The first season of X-MEN:TAS we got away with something rarely seen in American animated television: we showed a continuing story set over 13 episodes. For us to be allowed to do this was a tough fight since every business interest invovled worried that delays unique to animation could make us miss our planned air dates. In the end they were right, and our connected storytelling cost them a lot of money. They made much more when the series became a hit, of course, but the damage had been done: no more connected stories. Occasional multi-parters might be okay (we pushed that hard), but episodes must STAND ALONE. Well, we cheated. We gave the network a two-part episode, then nine “stand alone” episodes, then a two-parter. The trick was that the final two-parter resolved a problem (Xavier and Magneto kidnaped together) that we had set up in the opening story, and the nine episodes in-between all “touched base” with the kidnaped characters. So to our audience, it felt like a continuing story. This continuing background “B story” seemed to knit it all together. I’m not sure what would have happened if the middle episodes had been shown out-of-order.
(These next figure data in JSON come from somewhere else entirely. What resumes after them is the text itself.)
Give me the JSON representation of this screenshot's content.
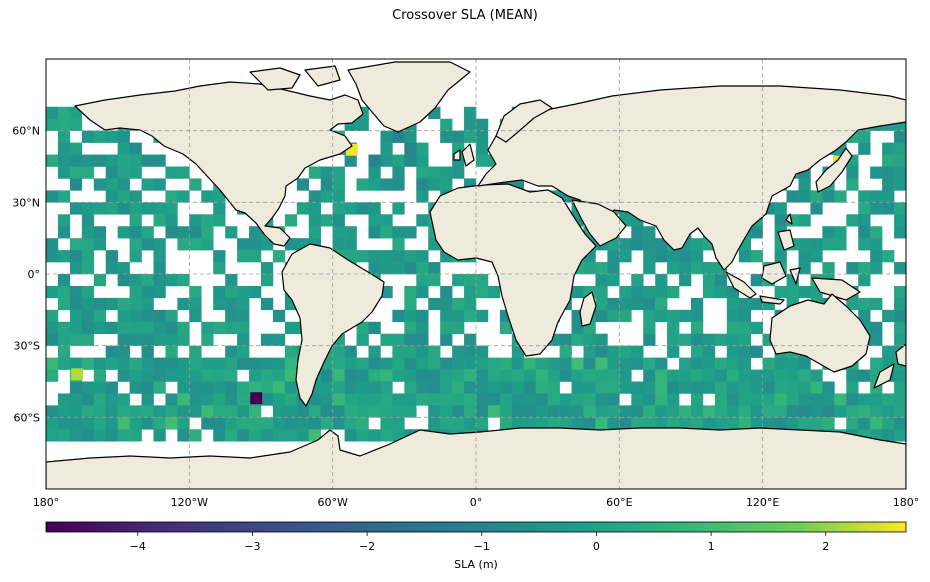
{
  "title": "Crossover SLA (MEAN)",
  "map": {
    "projection": "PlateCarree",
    "extent": {
      "lon": [
        -180,
        180
      ],
      "lat": [
        -90,
        90
      ]
    },
    "land_color": "#efebdc",
    "coast_color": "#000000",
    "gridlines": true,
    "lon_ticks": [
      {
        "value": -180,
        "label": "180°"
      },
      {
        "value": -120,
        "label": "120°W"
      },
      {
        "value": -60,
        "label": "60°W"
      },
      {
        "value": 0,
        "label": "0°"
      },
      {
        "value": 60,
        "label": "60°E"
      },
      {
        "value": 120,
        "label": "120°E"
      },
      {
        "value": 180,
        "label": "180°"
      }
    ],
    "lat_ticks": [
      {
        "value": 60,
        "label": "60°N"
      },
      {
        "value": 30,
        "label": "30°N"
      },
      {
        "value": 0,
        "label": "0°"
      },
      {
        "value": -30,
        "label": "30°S"
      },
      {
        "value": -60,
        "label": "60°S"
      }
    ],
    "grid_cell_deg": 5,
    "coverage_lat": [
      -70,
      70
    ]
  },
  "colorbar": {
    "label": "SLA (m)",
    "colormap": "viridis",
    "vmin": -4.8,
    "vmax": 2.7,
    "ticks": [
      -4,
      -3,
      -2,
      -1,
      0,
      1,
      2
    ],
    "tick_labels": [
      "−4",
      "−3",
      "−2",
      "−1",
      "0",
      "1",
      "2"
    ]
  },
  "chart_data": {
    "type": "heatmap",
    "title": "Crossover SLA (MEAN)",
    "xlabel": "",
    "ylabel": "",
    "colorbar_label": "SLA (m)",
    "typical_range": [
      -1.5,
      0.8
    ],
    "extremes": [
      {
        "lon": -92,
        "lat": -52,
        "value": -4.8
      },
      {
        "lon": -52,
        "lat": 52,
        "value": 2.6
      },
      {
        "lon": 152,
        "lat": 47,
        "value": 2.5
      },
      {
        "lon": -167,
        "lat": -42,
        "value": 2.2
      }
    ]
  }
}
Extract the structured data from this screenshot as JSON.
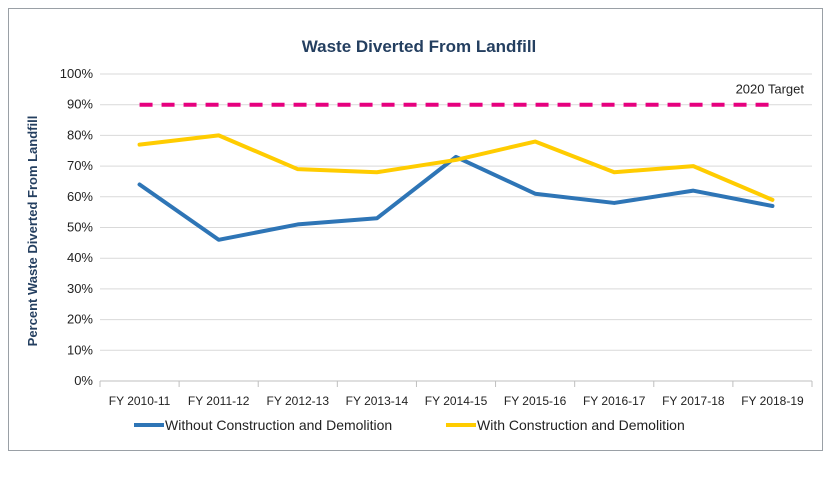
{
  "chart_data": {
    "type": "line",
    "title": "Waste Diverted From Landfill",
    "ylabel": "Percent Waste Diverted From Landfill",
    "xlabel": "",
    "categories": [
      "FY 2010-11",
      "FY 2011-12",
      "FY 2012-13",
      "FY 2013-14",
      "FY 2014-15",
      "FY 2015-16",
      "FY 2016-17",
      "FY 2017-18",
      "FY 2018-19"
    ],
    "ylim": [
      0,
      100
    ],
    "yticks": [
      "0%",
      "10%",
      "20%",
      "30%",
      "40%",
      "50%",
      "60%",
      "70%",
      "80%",
      "90%",
      "100%"
    ],
    "grid": true,
    "legend_position": "bottom",
    "series": [
      {
        "name": "Without Construction and Demolition",
        "color": "#2e75b6",
        "values": [
          64,
          46,
          51,
          53,
          73,
          61,
          58,
          62,
          57
        ]
      },
      {
        "name": "With Construction and Demolition",
        "color": "#ffcc00",
        "values": [
          77,
          80,
          69,
          68,
          72,
          78,
          68,
          70,
          59
        ]
      }
    ],
    "target": {
      "label": "2020 Target",
      "value": 90,
      "color": "#e6007e",
      "style": "dashed"
    }
  }
}
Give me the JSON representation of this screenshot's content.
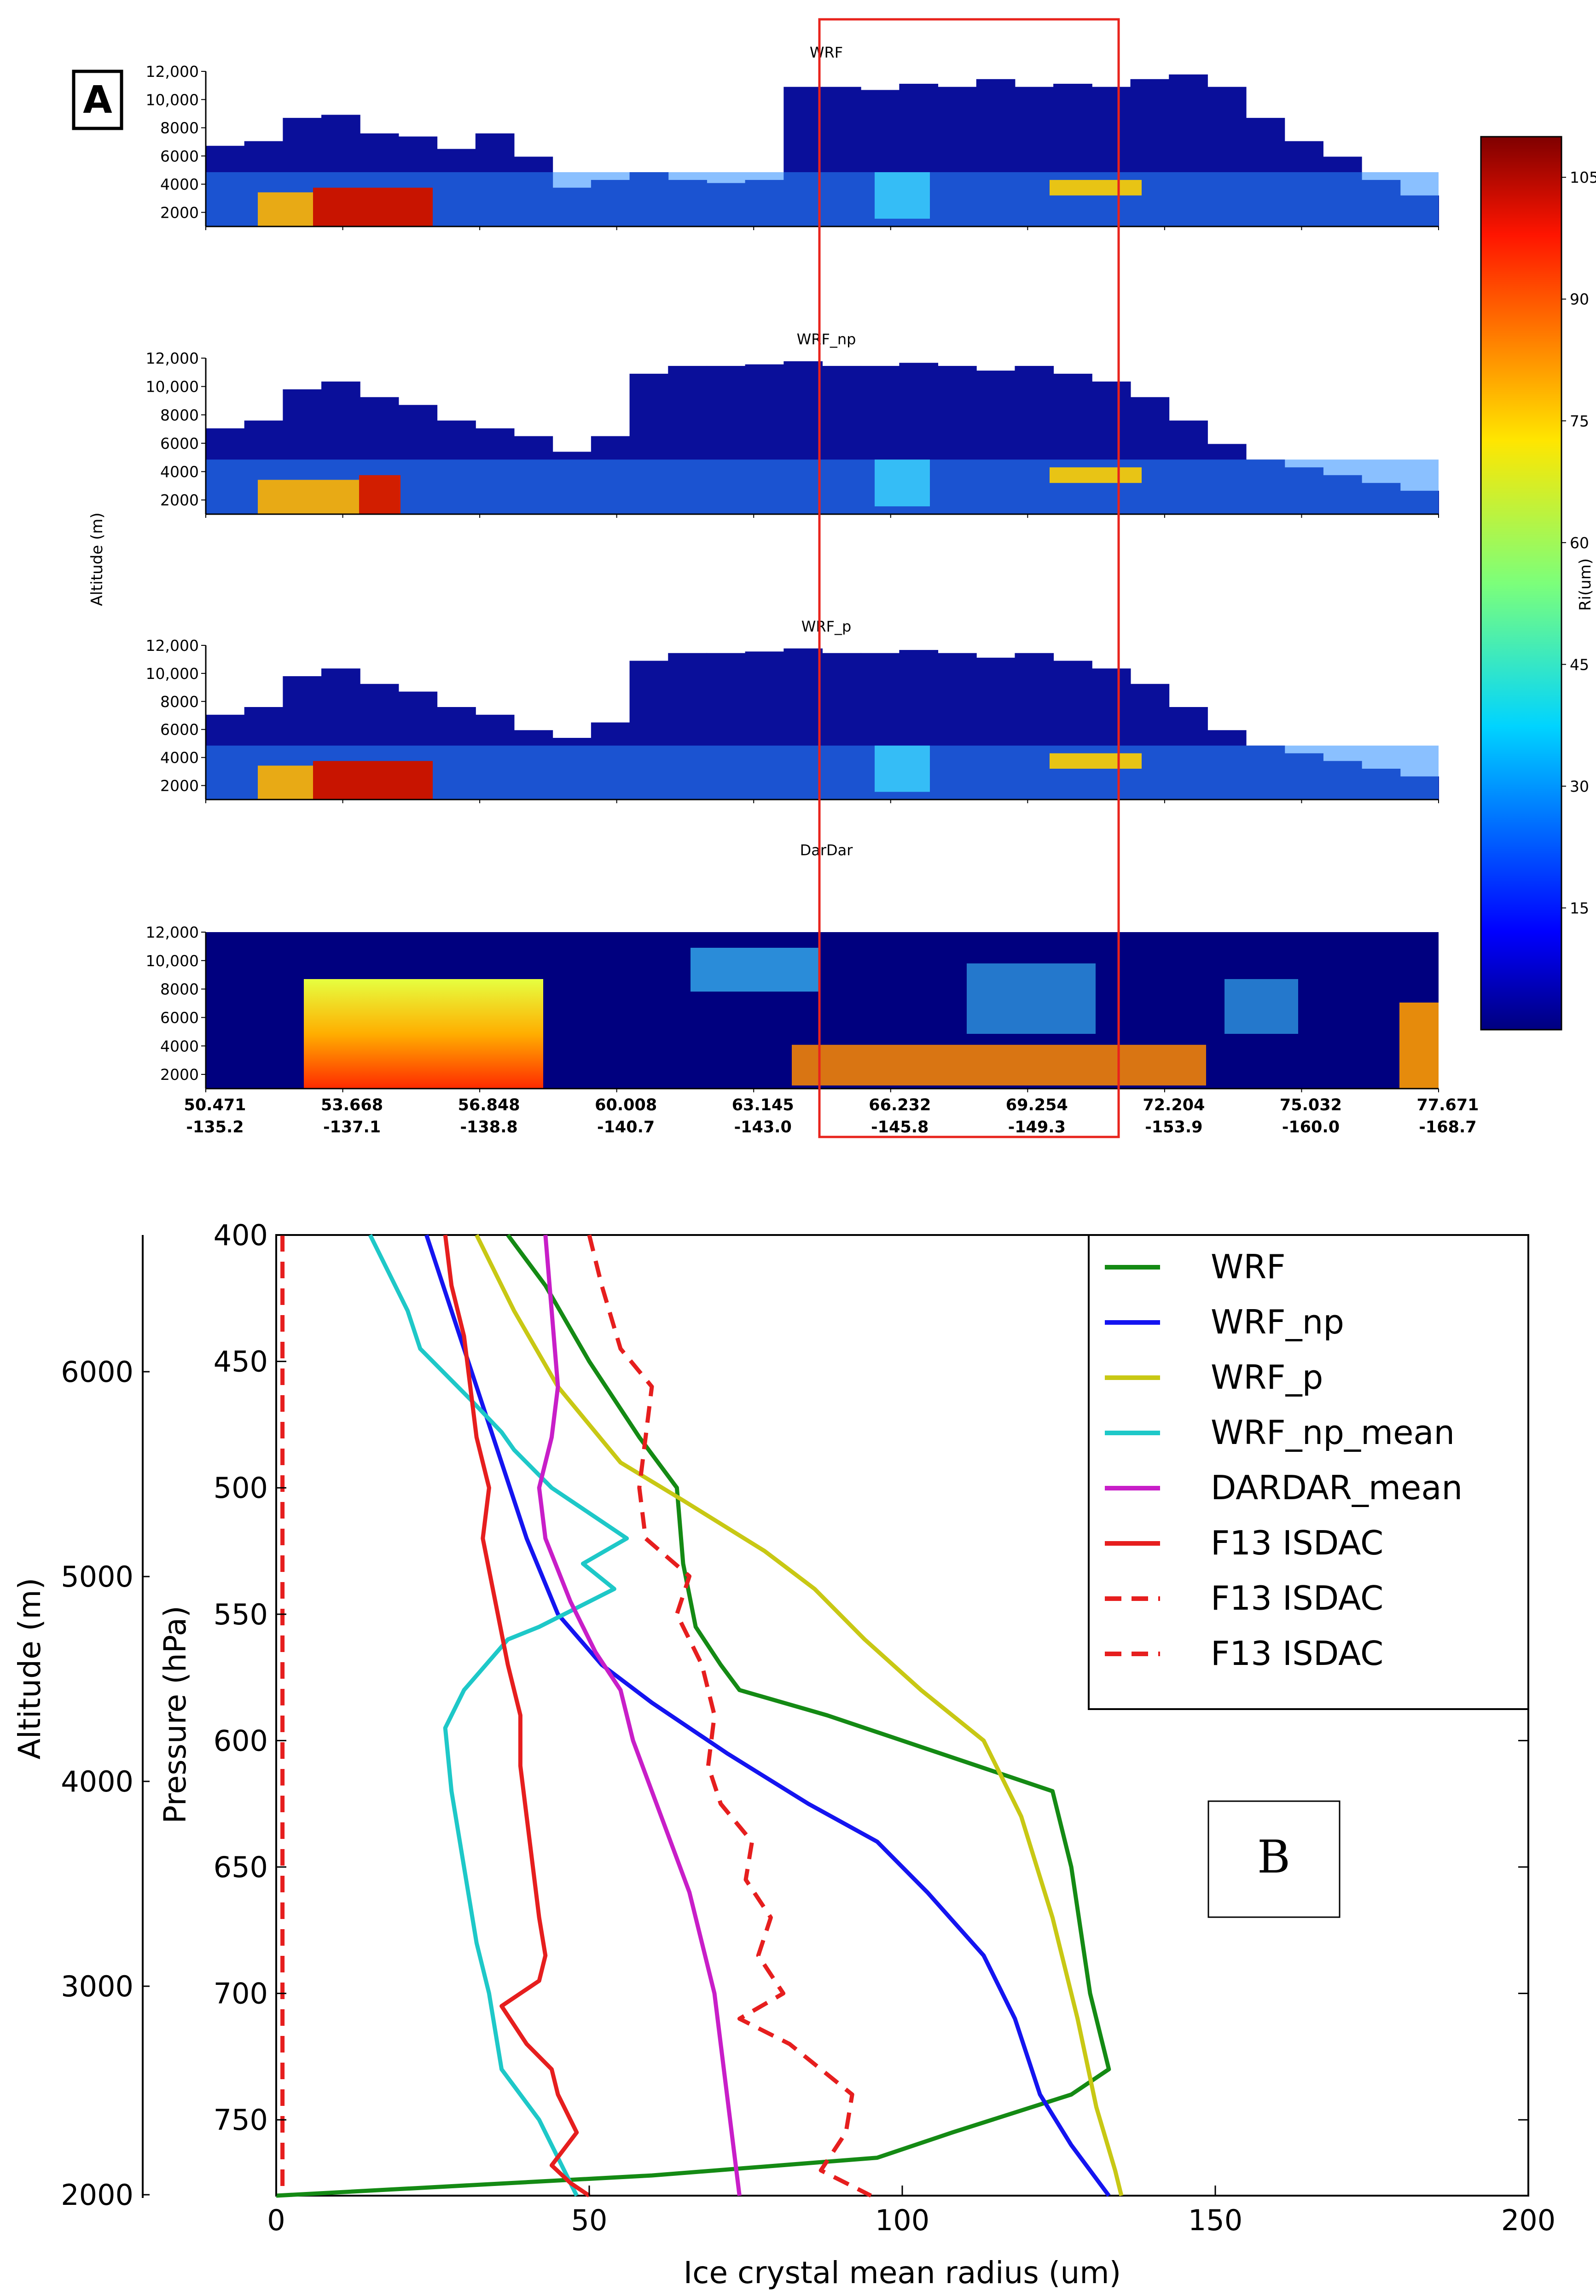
{
  "panel_a": {
    "label": "A",
    "ylabel": "Altitude (m)",
    "colorbar": {
      "label": "Ri(um)",
      "ticks": [
        "105",
        "90",
        "75",
        "60",
        "45",
        "30",
        "15"
      ],
      "tick_values": [
        105,
        90,
        75,
        60,
        45,
        30,
        15
      ],
      "range": [
        0,
        110
      ]
    },
    "yticks": [
      "12,000",
      "10,000",
      "8000",
      "6000",
      "4000",
      "2000"
    ],
    "xticks_lat": [
      "50.471",
      "53.668",
      "56.848",
      "60.008",
      "63.145",
      "66.232",
      "69.254",
      "72.204",
      "75.032",
      "77.671"
    ],
    "xticks_lon": [
      "-135.2",
      "-137.1",
      "-138.8",
      "-140.7",
      "-143.0",
      "-145.8",
      "-149.3",
      "-153.9",
      "-160.0",
      "-168.7"
    ],
    "highlight_box_latitude_range": [
      "63.145",
      "72.204"
    ],
    "highlight_color": "#e8231c",
    "subplots": [
      {
        "title": "WRF"
      },
      {
        "title": "WRF_np"
      },
      {
        "title": "WRF_p"
      },
      {
        "title": "DarDar"
      }
    ]
  },
  "chart_data": {
    "type": "line",
    "label": "B",
    "xlabel": "Ice crystal mean radius (um)",
    "ylabel": "Pressure (hPa)",
    "secondary_ylabel": "Altitude (m)",
    "xlim": [
      0,
      200
    ],
    "ylim": [
      780,
      400
    ],
    "xticks": [
      "0",
      "50",
      "100",
      "150",
      "200"
    ],
    "yticks": [
      "400",
      "450",
      "500",
      "550",
      "600",
      "650",
      "700",
      "750"
    ],
    "altitude_ticks": [
      "6000",
      "5000",
      "4000",
      "3000",
      "2000"
    ],
    "series": [
      {
        "name": "WRF",
        "color": "#148a14",
        "dash": "solid",
        "points": [
          [
            37,
            400
          ],
          [
            43,
            420
          ],
          [
            50,
            450
          ],
          [
            58,
            480
          ],
          [
            64,
            500
          ],
          [
            65,
            530
          ],
          [
            67,
            555
          ],
          [
            71,
            570
          ],
          [
            74,
            580
          ],
          [
            88,
            590
          ],
          [
            100,
            600
          ],
          [
            112,
            610
          ],
          [
            124,
            620
          ],
          [
            127,
            650
          ],
          [
            130,
            700
          ],
          [
            133,
            730
          ],
          [
            127,
            740
          ],
          [
            108,
            755
          ],
          [
            96,
            765
          ],
          [
            60,
            772
          ],
          [
            0,
            780
          ]
        ]
      },
      {
        "name": "WRF_np",
        "color": "#1414f0",
        "dash": "solid",
        "points": [
          [
            24,
            400
          ],
          [
            28,
            430
          ],
          [
            32,
            460
          ],
          [
            36,
            490
          ],
          [
            40,
            520
          ],
          [
            45,
            550
          ],
          [
            52,
            570
          ],
          [
            60,
            585
          ],
          [
            72,
            605
          ],
          [
            85,
            625
          ],
          [
            96,
            640
          ],
          [
            104,
            660
          ],
          [
            113,
            685
          ],
          [
            118,
            710
          ],
          [
            122,
            740
          ],
          [
            127,
            760
          ],
          [
            133,
            780
          ]
        ]
      },
      {
        "name": "WRF_p",
        "color": "#c8c814",
        "dash": "solid",
        "points": [
          [
            32,
            400
          ],
          [
            38,
            430
          ],
          [
            45,
            460
          ],
          [
            55,
            490
          ],
          [
            65,
            505
          ],
          [
            78,
            525
          ],
          [
            86,
            540
          ],
          [
            94,
            560
          ],
          [
            103,
            580
          ],
          [
            113,
            600
          ],
          [
            119,
            630
          ],
          [
            124,
            670
          ],
          [
            128,
            710
          ],
          [
            131,
            745
          ],
          [
            134,
            770
          ],
          [
            135,
            780
          ]
        ]
      },
      {
        "name": "WRF_np_mean",
        "color": "#1ec8c8",
        "dash": "solid",
        "points": [
          [
            15,
            400
          ],
          [
            18,
            415
          ],
          [
            21,
            430
          ],
          [
            23,
            445
          ],
          [
            31,
            465
          ],
          [
            36,
            478
          ],
          [
            38,
            485
          ],
          [
            44,
            500
          ],
          [
            50,
            510
          ],
          [
            56,
            520
          ],
          [
            49,
            530
          ],
          [
            54,
            540
          ],
          [
            42,
            555
          ],
          [
            37,
            560
          ],
          [
            30,
            580
          ],
          [
            27,
            595
          ],
          [
            28,
            620
          ],
          [
            30,
            650
          ],
          [
            32,
            680
          ],
          [
            34,
            700
          ],
          [
            36,
            730
          ],
          [
            42,
            750
          ],
          [
            46,
            770
          ],
          [
            48,
            780
          ]
        ]
      },
      {
        "name": "DARDAR_mean",
        "color": "#c81ec8",
        "dash": "solid",
        "points": [
          [
            43,
            400
          ],
          [
            44,
            430
          ],
          [
            45,
            460
          ],
          [
            44,
            480
          ],
          [
            42,
            500
          ],
          [
            43,
            520
          ],
          [
            47,
            545
          ],
          [
            51,
            565
          ],
          [
            55,
            580
          ],
          [
            57,
            600
          ],
          [
            60,
            620
          ],
          [
            63,
            640
          ],
          [
            66,
            660
          ],
          [
            68,
            680
          ],
          [
            70,
            700
          ],
          [
            71,
            720
          ],
          [
            72,
            740
          ],
          [
            73,
            760
          ],
          [
            74,
            780
          ]
        ]
      },
      {
        "name": "F13 ISDAC",
        "color": "#e61e1e",
        "dash": "solid",
        "points": [
          [
            27,
            400
          ],
          [
            28,
            420
          ],
          [
            30,
            440
          ],
          [
            31,
            460
          ],
          [
            32,
            480
          ],
          [
            34,
            500
          ],
          [
            33,
            520
          ],
          [
            35,
            545
          ],
          [
            37,
            570
          ],
          [
            39,
            590
          ],
          [
            39,
            610
          ],
          [
            40,
            630
          ],
          [
            41,
            650
          ],
          [
            42,
            670
          ],
          [
            43,
            685
          ],
          [
            42,
            695
          ],
          [
            36,
            705
          ],
          [
            40,
            720
          ],
          [
            44,
            730
          ],
          [
            45,
            740
          ],
          [
            48,
            755
          ],
          [
            44,
            768
          ],
          [
            47,
            775
          ],
          [
            50,
            780
          ]
        ]
      },
      {
        "name": "F13 ISDAC",
        "color": "#e61e1e",
        "dash": "dashed",
        "points": [
          [
            50,
            400
          ],
          [
            52,
            420
          ],
          [
            55,
            445
          ],
          [
            60,
            460
          ],
          [
            59,
            480
          ],
          [
            58,
            500
          ],
          [
            59,
            520
          ],
          [
            66,
            535
          ],
          [
            64,
            550
          ],
          [
            68,
            570
          ],
          [
            70,
            590
          ],
          [
            69,
            610
          ],
          [
            71,
            625
          ],
          [
            76,
            640
          ],
          [
            75,
            655
          ],
          [
            79,
            670
          ],
          [
            77,
            685
          ],
          [
            81,
            700
          ],
          [
            74,
            710
          ],
          [
            82,
            720
          ],
          [
            87,
            730
          ],
          [
            92,
            740
          ],
          [
            91,
            755
          ],
          [
            87,
            770
          ],
          [
            95,
            780
          ]
        ]
      },
      {
        "name": "F13 ISDAC",
        "color": "#e61e1e",
        "dash": "dashed",
        "points": [
          [
            1,
            400
          ],
          [
            1,
            780
          ]
        ]
      }
    ],
    "annotation_box": "B"
  }
}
Our theory was that they would still make sense that way. Perhaps we one day will make an experiment — starting with eps. 14/15 (“Till Death Do Us Part”), then mixing up episodes 16-24 at random, then concluding with the planned season finale of 25/26 (“Reunion”). Or maybe some fans could make a weekend of it and let us know the results. In any case, apologies to our network for bending the rules. But we like the results.